極寒の雪と氷の第三層は、何から何まで凍っていた。吹雪が視界を遮り、地面は厚く積もった雪と滑らかな氷で覆われ、歩くたびにギシギシと雪が軋む音が響く。
(すごい…本当に全てが氷と雪で作られてるのね…)
周囲を見渡すと、氷の花々が雪の中に凛と咲いていた。まるで精巧な彫刻のような花弁が透き通る青白い輝きを放ち、風が吹くたびにわずかに震えている。木々もまた、すべてが氷でできていた。枝という枝は透明な氷柱と化し、僅かな光を受けて鈍く輝いている。風が吹き抜けるたびに、枝同士が触れ合い、鈴のような澄んだ音が響く。近くにあった氷の花に近づいてみる。よく見ると、氷系統の魔法が花自体に展開されているようだ。この凍った木々も花々も全て、生きている。それはとても幻想的で不思議な光景だった。不思議な光景ではあるが、この三層目には氷系統魔法を内に秘めた植物が生息している地域だ。全ての生きとし生けるものたちには魔力が存在している。それは植物も動物も例外ではない。動物の体内の魔力が変異したものが魔物とされているが、この三層目に住む魔物たちは氷魔法を使えるらしい。

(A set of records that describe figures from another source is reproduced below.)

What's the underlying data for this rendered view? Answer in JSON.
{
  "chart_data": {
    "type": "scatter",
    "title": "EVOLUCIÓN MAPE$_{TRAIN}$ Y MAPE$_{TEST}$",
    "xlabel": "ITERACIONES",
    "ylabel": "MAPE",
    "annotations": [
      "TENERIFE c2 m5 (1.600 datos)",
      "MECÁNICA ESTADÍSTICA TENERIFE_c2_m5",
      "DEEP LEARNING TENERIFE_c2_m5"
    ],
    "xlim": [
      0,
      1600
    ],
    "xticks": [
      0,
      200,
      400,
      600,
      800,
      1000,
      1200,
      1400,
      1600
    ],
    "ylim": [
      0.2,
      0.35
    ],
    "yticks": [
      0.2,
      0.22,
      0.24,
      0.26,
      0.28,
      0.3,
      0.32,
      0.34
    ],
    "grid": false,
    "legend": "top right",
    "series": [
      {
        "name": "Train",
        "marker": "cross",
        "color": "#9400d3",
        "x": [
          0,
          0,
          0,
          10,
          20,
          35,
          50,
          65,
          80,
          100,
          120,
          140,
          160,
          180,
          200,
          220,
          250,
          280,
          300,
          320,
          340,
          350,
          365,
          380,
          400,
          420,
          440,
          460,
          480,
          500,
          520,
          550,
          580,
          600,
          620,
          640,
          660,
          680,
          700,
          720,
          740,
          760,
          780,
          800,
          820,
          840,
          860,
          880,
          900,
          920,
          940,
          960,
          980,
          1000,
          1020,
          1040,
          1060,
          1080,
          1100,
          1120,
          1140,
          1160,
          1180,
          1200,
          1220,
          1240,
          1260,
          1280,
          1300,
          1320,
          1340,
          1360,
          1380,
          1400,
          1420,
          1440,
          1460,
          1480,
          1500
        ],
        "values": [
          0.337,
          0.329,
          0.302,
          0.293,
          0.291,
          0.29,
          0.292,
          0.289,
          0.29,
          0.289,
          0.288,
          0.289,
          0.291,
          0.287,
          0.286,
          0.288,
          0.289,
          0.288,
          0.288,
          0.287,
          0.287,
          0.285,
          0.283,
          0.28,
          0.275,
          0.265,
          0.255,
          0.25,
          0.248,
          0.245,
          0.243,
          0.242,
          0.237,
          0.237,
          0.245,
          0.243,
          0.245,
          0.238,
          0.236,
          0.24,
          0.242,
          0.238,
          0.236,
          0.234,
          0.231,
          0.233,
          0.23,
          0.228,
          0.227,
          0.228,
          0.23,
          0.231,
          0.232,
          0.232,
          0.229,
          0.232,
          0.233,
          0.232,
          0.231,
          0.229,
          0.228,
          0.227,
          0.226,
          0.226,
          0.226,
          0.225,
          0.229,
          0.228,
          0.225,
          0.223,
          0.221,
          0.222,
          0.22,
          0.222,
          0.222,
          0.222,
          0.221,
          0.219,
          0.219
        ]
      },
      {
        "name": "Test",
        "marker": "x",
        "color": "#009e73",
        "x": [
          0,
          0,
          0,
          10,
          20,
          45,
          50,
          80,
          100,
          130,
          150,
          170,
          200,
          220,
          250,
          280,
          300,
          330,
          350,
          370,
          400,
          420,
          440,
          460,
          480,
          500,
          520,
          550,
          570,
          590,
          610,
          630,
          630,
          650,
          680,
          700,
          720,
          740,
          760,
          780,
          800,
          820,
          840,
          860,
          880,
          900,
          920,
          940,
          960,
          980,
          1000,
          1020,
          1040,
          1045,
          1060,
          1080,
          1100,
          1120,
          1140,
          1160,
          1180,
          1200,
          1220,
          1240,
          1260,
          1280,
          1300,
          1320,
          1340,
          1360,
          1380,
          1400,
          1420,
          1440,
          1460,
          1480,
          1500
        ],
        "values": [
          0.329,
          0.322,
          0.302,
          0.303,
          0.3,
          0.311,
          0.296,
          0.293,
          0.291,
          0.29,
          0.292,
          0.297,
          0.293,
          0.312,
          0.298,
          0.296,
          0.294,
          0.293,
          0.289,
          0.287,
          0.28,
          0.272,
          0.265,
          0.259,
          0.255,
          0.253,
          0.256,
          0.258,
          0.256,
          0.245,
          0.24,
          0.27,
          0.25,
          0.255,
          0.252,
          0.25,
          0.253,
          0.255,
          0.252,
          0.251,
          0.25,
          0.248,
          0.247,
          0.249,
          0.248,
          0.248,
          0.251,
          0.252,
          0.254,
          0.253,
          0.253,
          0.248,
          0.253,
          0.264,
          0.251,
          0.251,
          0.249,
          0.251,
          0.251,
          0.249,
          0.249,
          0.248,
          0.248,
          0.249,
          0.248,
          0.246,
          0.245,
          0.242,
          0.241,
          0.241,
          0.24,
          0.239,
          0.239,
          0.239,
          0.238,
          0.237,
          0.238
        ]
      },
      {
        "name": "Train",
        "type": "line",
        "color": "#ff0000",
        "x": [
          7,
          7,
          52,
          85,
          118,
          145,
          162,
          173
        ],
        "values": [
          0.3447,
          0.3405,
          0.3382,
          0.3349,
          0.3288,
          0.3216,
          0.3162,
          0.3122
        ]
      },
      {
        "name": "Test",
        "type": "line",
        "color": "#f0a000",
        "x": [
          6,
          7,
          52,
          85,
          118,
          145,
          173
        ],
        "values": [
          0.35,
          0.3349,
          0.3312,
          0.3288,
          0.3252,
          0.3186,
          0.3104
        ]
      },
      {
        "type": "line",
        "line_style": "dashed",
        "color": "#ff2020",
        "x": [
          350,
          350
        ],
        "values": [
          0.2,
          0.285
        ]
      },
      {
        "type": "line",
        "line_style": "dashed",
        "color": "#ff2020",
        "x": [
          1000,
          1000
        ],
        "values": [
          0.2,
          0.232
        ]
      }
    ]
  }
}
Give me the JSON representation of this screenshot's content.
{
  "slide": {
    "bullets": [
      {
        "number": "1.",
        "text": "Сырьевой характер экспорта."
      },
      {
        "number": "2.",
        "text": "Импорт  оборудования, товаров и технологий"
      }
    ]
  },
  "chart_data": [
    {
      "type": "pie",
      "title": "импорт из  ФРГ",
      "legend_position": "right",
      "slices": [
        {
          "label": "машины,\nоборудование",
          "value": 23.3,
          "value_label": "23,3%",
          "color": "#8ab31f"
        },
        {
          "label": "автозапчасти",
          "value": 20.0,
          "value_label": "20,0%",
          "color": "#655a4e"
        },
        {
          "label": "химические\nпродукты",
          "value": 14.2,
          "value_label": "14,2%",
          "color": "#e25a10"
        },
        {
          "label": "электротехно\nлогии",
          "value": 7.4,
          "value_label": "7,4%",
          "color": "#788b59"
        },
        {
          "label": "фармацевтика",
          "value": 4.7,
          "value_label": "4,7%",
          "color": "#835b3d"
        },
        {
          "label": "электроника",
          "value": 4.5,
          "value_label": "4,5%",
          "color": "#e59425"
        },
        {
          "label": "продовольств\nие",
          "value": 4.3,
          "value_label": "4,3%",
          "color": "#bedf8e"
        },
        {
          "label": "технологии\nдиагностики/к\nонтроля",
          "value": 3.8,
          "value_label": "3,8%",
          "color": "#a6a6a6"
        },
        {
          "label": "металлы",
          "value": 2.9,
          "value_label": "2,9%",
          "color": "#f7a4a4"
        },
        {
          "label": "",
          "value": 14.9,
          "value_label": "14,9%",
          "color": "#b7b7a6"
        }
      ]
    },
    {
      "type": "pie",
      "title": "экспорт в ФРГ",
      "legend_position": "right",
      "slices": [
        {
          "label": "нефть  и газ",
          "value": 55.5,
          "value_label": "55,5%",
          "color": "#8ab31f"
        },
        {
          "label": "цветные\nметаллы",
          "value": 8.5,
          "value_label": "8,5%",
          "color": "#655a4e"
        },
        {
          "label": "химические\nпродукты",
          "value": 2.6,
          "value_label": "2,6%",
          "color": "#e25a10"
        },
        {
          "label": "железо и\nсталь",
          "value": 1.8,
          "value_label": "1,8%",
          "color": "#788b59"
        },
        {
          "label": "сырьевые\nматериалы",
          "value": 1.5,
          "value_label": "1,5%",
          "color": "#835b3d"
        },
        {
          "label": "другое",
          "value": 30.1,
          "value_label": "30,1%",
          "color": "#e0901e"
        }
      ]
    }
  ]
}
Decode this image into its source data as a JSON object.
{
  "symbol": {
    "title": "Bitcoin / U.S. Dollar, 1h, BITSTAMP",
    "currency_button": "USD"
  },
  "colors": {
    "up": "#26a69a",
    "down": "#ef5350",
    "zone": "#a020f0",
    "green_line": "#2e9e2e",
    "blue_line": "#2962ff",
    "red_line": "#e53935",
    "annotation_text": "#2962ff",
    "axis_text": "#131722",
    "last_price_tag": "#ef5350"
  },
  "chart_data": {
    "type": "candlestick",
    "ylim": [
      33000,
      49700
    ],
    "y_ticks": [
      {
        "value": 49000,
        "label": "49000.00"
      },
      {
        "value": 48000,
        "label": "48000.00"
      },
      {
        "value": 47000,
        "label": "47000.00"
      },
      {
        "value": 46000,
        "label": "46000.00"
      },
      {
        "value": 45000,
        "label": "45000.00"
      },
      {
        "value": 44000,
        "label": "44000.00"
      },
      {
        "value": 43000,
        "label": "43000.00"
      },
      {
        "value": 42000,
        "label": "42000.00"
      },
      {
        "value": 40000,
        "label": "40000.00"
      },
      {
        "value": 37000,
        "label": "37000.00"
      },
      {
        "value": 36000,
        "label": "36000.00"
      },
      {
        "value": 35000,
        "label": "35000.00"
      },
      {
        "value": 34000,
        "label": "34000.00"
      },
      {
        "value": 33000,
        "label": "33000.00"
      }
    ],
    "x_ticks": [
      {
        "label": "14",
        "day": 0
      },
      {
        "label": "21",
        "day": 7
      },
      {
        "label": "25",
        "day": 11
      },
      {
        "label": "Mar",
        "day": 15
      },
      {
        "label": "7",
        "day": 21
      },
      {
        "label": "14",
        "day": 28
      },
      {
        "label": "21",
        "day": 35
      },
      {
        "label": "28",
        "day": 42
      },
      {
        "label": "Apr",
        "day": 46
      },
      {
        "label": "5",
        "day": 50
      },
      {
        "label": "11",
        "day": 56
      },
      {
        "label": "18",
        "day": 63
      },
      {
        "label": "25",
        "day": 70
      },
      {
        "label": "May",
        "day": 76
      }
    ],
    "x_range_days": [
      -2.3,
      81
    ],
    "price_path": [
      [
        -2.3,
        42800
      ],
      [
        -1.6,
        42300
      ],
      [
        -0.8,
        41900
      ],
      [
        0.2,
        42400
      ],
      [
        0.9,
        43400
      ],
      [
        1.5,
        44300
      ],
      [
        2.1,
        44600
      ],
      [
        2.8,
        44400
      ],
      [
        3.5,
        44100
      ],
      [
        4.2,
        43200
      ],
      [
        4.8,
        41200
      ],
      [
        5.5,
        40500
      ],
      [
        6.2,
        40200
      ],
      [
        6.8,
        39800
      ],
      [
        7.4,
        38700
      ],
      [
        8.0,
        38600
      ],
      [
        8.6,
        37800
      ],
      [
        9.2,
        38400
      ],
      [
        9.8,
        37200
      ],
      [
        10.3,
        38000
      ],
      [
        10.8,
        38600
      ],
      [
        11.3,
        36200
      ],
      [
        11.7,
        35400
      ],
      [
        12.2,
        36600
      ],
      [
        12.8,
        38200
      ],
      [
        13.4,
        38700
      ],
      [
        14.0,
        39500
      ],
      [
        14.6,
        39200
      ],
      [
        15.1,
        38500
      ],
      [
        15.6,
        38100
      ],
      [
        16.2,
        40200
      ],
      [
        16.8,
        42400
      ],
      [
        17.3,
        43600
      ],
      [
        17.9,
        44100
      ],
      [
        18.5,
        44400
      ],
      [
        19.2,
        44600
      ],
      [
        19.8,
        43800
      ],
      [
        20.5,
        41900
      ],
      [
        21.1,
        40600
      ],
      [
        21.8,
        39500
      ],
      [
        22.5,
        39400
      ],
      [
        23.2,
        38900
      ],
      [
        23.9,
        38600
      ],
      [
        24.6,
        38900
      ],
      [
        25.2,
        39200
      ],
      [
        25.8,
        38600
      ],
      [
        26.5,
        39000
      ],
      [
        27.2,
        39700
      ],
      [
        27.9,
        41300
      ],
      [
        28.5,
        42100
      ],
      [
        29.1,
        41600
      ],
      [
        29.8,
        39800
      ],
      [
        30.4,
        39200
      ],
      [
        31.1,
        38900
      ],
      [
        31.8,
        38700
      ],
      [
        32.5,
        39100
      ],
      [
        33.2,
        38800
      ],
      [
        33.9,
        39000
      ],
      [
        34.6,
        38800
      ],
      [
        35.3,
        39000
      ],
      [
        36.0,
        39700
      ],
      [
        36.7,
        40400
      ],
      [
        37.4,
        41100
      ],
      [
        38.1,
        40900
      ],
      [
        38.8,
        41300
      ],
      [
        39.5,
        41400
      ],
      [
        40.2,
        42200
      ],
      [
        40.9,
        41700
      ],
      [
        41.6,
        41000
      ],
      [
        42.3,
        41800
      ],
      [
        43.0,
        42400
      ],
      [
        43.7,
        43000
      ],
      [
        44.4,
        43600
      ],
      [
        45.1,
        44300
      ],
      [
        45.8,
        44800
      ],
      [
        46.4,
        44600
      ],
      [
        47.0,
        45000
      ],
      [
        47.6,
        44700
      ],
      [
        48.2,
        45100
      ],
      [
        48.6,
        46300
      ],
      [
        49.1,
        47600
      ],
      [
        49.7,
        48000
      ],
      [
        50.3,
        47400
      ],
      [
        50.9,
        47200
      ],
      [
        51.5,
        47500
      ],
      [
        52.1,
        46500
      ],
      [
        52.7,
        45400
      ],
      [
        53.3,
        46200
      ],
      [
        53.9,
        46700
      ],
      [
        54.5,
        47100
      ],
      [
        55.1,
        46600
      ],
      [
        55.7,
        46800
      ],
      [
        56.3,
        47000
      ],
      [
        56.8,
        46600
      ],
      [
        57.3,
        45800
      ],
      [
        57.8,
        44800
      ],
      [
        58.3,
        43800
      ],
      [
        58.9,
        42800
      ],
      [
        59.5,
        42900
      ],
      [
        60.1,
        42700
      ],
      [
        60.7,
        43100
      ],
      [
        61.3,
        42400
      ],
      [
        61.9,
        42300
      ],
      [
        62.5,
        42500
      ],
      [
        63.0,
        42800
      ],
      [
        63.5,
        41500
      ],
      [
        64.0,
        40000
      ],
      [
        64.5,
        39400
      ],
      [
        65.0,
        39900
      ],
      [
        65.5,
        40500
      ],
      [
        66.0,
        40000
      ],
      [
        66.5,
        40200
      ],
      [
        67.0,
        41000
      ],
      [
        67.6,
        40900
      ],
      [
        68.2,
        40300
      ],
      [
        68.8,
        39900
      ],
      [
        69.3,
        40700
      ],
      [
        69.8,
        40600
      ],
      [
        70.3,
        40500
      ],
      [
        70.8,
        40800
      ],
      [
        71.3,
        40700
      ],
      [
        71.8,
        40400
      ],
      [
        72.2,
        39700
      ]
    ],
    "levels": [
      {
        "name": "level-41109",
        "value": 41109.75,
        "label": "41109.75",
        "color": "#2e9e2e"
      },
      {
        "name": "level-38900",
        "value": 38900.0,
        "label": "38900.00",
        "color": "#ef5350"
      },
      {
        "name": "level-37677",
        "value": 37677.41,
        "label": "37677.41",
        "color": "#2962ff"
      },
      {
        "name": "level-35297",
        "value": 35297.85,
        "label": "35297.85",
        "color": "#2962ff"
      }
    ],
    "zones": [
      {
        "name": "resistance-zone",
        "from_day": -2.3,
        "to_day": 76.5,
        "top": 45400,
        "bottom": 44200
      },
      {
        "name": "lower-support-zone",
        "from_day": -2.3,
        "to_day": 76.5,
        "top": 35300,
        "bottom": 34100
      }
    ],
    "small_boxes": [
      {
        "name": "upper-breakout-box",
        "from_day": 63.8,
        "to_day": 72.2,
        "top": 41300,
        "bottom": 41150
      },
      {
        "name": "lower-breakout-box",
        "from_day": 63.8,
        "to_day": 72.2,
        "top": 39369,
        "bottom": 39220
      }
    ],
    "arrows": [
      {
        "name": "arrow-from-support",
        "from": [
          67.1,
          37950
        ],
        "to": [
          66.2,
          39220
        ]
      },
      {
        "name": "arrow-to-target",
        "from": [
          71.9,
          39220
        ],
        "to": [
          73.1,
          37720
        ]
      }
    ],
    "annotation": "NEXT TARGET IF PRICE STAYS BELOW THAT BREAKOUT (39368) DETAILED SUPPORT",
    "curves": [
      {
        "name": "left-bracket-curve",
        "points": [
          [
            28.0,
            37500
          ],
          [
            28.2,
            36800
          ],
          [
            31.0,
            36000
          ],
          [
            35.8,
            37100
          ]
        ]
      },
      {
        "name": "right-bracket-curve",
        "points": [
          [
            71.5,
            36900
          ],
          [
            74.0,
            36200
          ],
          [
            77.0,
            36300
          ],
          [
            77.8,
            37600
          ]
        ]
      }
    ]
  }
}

遠くを見やると、雪と氷の層が幾重にも折り重なってできた壮大な山がそびえ立っていた。頂上は厚い雲に包まれ、その全容を見ることはできない。しかし、時折雲の隙間からちらりと覗く氷壁は、まるで青白い光を宿した巨大なクリスタルのように輝いていた。
(ひとまずあの山の頂上を目指してみましょう!)
周囲を警戒しつつ、私はひとまず目の前の氷山へ向かって進んでいくことにした。
魔法幼女は森に入り、動物や魔物と戦い遂に魔法の氷でできた雪山へ向かいます。